Retro PowerBook Gets a Mac Mini Transplant - linguae
https://hackaday.com/2020/01/10/retro-powerbook-gets-a-mac-mini-transplant
======
linguae
This mod fascinates me as a Mac user. For the past few years I've been
interested in projects like the ThinkPad X62 and ThinkPad x210, which are
unofficial ThinkPad modifications with updated components. There are some
ThinkPad users who prefer the design of 2000s-era ThinkPads, before Lenovo
switched to using chiclet keyboards in the x230 and T430 series, and before
4:3 displays were replaced with widescreen displays.

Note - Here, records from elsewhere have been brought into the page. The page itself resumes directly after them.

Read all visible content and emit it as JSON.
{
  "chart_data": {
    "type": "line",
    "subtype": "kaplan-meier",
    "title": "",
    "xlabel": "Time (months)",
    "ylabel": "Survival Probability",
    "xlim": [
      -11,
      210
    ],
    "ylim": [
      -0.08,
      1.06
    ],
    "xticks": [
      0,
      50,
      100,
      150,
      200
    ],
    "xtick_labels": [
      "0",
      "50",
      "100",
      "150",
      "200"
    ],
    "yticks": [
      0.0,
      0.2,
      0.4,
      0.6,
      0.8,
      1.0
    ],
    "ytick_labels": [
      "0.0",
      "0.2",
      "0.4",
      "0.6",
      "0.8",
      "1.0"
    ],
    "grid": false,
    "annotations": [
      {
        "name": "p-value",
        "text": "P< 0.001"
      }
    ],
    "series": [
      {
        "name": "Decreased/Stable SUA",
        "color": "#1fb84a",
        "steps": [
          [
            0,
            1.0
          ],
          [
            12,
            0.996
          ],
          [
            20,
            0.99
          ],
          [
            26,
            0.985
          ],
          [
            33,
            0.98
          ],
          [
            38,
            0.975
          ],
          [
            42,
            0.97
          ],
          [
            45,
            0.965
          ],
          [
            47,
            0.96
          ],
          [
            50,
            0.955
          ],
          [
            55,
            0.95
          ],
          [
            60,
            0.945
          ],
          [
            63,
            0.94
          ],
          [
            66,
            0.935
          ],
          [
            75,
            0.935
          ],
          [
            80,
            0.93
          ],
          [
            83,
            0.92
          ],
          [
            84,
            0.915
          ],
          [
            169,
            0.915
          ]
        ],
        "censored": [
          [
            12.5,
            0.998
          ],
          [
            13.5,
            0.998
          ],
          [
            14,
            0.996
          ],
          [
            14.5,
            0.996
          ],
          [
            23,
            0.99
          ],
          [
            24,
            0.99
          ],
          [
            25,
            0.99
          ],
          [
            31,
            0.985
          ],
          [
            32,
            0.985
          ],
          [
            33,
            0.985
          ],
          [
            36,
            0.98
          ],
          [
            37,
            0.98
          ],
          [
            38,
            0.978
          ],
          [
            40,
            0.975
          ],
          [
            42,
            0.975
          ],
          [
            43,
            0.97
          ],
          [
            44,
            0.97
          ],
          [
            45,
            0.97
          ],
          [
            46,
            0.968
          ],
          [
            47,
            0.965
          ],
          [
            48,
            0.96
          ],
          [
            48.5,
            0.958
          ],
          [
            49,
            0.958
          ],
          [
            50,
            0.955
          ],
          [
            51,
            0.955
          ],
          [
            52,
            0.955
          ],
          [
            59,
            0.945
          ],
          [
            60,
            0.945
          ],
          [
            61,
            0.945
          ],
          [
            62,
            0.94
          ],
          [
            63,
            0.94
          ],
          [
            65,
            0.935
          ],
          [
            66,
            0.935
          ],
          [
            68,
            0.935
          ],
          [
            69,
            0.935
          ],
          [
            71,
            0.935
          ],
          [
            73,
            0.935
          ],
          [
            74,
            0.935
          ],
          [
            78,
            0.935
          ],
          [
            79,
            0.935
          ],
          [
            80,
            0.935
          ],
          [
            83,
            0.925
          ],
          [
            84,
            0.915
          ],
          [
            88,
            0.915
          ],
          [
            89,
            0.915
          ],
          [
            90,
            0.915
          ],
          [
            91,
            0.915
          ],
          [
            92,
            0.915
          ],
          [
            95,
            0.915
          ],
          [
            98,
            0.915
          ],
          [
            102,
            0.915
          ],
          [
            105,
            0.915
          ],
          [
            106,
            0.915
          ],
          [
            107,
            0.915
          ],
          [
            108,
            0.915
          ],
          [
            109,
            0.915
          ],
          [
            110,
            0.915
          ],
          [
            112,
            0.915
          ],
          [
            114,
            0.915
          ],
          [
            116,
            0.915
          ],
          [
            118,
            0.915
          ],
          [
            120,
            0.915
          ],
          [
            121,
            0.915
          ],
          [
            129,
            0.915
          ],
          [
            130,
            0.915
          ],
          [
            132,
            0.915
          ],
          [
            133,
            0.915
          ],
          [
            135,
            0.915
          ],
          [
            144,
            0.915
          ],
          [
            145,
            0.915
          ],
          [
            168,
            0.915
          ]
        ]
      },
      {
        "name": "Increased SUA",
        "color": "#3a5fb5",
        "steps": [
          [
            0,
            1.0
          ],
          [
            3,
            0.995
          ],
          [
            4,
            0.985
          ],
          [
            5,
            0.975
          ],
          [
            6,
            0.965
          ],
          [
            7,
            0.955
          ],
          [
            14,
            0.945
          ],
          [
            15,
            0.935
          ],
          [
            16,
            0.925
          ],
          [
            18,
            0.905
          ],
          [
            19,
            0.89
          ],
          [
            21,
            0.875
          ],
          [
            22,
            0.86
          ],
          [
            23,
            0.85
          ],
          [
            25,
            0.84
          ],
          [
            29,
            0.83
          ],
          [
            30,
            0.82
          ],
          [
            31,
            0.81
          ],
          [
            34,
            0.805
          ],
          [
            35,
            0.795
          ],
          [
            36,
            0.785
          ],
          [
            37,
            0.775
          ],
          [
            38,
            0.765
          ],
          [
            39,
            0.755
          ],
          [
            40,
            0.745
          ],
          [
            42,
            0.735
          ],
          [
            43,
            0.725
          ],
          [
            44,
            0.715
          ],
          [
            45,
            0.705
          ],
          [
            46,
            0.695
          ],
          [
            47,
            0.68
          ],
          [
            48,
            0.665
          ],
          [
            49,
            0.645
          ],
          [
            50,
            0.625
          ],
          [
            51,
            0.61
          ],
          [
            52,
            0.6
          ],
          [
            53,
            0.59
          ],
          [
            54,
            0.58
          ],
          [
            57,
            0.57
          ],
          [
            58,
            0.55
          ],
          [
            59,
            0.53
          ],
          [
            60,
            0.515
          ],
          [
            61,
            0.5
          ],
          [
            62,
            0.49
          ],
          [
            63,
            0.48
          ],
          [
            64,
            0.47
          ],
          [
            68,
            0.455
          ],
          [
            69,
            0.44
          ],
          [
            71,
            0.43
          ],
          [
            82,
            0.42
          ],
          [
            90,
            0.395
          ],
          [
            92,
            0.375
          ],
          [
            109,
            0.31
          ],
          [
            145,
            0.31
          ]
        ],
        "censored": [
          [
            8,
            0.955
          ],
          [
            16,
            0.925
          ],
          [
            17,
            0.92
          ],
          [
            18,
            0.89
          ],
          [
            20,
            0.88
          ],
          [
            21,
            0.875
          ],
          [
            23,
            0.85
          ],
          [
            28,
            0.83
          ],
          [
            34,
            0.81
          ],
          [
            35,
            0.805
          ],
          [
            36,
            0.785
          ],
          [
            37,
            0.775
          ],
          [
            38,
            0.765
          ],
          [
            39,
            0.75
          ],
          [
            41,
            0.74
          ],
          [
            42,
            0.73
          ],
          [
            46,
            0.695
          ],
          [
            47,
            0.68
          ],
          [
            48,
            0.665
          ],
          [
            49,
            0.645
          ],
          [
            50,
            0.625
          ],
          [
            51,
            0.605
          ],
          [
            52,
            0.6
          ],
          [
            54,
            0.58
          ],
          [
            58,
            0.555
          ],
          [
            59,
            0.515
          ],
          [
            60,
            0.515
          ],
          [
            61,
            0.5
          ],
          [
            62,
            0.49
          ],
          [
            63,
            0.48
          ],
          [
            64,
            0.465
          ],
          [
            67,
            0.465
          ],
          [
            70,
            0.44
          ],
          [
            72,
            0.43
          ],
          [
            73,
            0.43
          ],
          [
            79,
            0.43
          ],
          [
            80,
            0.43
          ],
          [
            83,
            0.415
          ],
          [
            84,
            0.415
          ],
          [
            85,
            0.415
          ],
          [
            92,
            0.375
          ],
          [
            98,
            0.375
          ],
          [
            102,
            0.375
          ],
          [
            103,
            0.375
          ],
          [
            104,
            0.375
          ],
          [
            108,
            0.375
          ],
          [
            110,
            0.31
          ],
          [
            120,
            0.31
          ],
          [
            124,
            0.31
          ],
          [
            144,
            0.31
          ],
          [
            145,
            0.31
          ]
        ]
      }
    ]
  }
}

Similarly, there are Mac users who prefer the designs of older Apple laptops
when Apple laptops featured non-chiclet keys. I would love to have a Titanium
PowerBook G4 modified to have a recent x86-64 processor, 16 GB of RAM, a M.2
NVMe SSD, and a modern display. I love the aesthetic of this model of
PowerBook; it still looks modern even after 20 years, and it's thin enough to
be comfortable to carry yet not so thin to result in compromises such as
soldered RAM and storage.

I don't have the electronics expertise to attempt anything like the ThinkPad
X62, but I've thought about buying a broken Titanium PowerBook G4 and
connecting the display, keyboard, and trackpad to something like an Intel
Compute Stick. The Intel Core m3 versions of the Intel Compute Stick are
capable of running macOS based on some forum posts I've read from Hackintosh
users. If this works, it wouldn't be quite at the level of the ThinkPad X62
project, but it would be something that I'd be interested in using regularly.